From the Publisher
The Dark Enlightenment: A Modern-day Panopticon
Jeremy Bentham was arguably the most eccentric thinker of the 19th century. A celebrated philosopher and jurisprudent, Bentham professed to support individual liberty and to oppose slavery. At the same time, however, he rejected any belief in natural law or natural rights. Although British, Bentham was sympathetic with the humanist version of the Enlightenment, putting him more in alignment with the French revolutionaries than the likes of John Locke or the American Founders. Among Bentham’s better-known ideas was the so-called panopticon, a proposed new technology for regimenting productivity. Meaning “all-seeing” in Greek, the panopticon was to be a special kind of prison outfitted with mirrors and telescopes to enable a group of supervisors to watch every inmate’s every move. The panopticon would be provisioned with looms and other manufacturing accoutrements, and Bentham promised that the new technology would rehabilitate prisoners while transforming the penal system into an efficient new means of production. While no panopticon was ever built, the term became synonymous with the misuse of technology to surveil and to control.
While some of Bentham’s philosophy made an impact, his numerous radical prescriptions for social reform, such as the panopticon, were ignored by political leaders (including both President James Madison, who politely rejected Bentham’s proposal to reform the American legal code, and Benjamin Franklin). In our day, however, our political leadership is showing a peculiar susceptibility to the once-fringe ideas of modern-day Bentham wannabes and their sacralization of science and technology. Today, a movement called the Dark Enlightenment, championed by the likes of tech entrepreneur Peter Thiel and philosophers-at-large Curtis Yarvin and Nick Land, has become the creed, not only of Silicon Valley techno-utopians, but of a growing number of influential politicians and globalists, including key figures in MAGA such as J.D. Vance and Elon Musk.

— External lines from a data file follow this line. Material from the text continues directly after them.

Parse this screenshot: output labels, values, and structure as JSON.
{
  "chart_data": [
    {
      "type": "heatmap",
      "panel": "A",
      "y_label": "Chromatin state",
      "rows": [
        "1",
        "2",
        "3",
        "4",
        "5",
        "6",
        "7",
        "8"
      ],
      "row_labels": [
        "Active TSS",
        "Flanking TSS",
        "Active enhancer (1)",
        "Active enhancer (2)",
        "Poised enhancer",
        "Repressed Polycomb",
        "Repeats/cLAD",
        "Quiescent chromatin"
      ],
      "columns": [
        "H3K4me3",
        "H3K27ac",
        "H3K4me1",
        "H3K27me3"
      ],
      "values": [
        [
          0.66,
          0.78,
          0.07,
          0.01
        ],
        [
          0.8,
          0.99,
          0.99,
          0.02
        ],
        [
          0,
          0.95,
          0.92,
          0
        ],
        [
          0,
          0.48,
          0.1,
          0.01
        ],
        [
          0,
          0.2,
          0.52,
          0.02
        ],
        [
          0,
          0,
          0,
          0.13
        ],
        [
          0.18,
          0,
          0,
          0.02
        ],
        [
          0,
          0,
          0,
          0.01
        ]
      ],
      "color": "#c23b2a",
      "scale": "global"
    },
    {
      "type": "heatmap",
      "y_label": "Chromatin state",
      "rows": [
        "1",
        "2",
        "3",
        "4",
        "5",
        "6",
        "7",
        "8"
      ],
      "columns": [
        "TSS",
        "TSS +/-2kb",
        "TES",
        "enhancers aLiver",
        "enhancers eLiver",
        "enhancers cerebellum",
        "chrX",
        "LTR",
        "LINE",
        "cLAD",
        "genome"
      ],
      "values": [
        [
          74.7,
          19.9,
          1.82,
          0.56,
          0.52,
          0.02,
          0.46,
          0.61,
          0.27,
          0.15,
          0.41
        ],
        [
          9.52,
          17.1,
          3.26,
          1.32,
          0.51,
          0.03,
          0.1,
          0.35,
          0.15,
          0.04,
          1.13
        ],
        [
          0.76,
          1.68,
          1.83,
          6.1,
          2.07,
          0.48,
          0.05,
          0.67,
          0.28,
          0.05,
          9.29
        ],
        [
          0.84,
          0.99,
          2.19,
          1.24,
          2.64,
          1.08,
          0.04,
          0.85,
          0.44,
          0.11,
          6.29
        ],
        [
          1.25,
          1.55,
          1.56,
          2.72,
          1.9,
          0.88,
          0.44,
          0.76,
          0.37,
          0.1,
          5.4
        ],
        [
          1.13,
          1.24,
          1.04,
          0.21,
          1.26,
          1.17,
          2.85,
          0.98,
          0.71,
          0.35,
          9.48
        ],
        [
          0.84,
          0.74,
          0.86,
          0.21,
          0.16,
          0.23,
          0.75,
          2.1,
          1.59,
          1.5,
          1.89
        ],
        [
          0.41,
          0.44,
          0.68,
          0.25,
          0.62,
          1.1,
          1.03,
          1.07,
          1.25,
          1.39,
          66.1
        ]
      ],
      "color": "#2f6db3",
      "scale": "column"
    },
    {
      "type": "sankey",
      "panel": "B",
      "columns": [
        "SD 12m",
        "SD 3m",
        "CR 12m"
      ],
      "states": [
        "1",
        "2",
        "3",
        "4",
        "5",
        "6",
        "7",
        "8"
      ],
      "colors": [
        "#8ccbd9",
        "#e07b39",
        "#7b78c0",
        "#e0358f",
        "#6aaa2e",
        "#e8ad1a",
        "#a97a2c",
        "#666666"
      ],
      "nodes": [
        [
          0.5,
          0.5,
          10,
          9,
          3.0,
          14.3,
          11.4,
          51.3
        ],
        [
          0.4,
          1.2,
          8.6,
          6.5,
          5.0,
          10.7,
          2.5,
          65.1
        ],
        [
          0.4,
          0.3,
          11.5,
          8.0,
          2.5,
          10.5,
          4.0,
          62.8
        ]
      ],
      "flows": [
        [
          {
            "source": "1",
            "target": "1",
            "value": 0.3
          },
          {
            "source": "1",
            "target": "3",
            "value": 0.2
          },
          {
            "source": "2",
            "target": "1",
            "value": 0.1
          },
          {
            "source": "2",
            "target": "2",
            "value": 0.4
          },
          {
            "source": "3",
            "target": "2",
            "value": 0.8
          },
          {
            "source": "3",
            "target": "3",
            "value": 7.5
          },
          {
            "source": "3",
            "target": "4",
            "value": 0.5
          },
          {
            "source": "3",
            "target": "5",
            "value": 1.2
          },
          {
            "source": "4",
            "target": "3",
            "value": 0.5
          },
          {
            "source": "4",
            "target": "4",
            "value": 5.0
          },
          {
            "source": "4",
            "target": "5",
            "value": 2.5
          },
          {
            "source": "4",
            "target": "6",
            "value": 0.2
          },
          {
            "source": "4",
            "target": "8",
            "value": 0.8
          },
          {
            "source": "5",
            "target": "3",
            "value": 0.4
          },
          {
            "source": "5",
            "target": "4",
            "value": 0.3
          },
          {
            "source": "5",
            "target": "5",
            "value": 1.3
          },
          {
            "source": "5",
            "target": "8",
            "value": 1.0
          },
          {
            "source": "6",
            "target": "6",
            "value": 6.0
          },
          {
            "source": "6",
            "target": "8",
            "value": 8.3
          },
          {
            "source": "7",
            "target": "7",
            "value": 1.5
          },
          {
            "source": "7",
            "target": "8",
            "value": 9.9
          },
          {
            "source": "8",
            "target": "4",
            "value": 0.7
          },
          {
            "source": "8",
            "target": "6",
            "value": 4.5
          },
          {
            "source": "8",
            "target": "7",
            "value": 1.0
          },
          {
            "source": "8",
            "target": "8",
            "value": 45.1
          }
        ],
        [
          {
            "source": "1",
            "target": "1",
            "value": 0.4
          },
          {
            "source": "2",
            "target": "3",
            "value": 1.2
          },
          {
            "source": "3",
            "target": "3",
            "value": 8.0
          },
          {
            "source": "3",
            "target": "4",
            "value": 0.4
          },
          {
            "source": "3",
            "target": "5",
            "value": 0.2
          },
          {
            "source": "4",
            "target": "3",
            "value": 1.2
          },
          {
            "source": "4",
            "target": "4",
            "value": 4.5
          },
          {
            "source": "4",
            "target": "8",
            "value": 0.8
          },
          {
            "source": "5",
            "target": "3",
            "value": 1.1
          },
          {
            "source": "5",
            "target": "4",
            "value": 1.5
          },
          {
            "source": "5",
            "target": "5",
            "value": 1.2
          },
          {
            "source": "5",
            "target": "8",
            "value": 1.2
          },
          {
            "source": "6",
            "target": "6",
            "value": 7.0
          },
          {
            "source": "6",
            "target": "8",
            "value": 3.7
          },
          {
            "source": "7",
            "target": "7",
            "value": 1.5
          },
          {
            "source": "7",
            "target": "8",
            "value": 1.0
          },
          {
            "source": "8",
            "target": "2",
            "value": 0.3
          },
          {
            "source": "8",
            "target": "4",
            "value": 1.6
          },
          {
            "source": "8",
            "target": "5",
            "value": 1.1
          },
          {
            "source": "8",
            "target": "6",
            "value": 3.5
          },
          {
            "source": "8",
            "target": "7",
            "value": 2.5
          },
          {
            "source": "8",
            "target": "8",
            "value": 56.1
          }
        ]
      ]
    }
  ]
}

But what is the Dark Enlightenment, and why are its cadences so seductive among elites? In effect, it’s a repudiation of the actual Enlightenment, in that it rejects “democracy” (i.e., any form of popular government) and favors the establishment of something akin to a technocratic oligarchy. The movement embraces both technocracy (the view that technology should be the basis for government) and transhumanism (the movement to rejigger humanity via genetics and other technology designed to alter our biological essence). Although the vast majority of Americans are completely unaware of these movements, they are immensely consequential, because they represent the way that large numbers of elites, both nationally and globally, think and plan. For example, while many of us are aware of the malign activities of Klaus Schwab and the World Economic Forum at Davos, comparatively few appreciate the degree to which the WEF’s agenda is driven by technocratic and transhumanist considerations.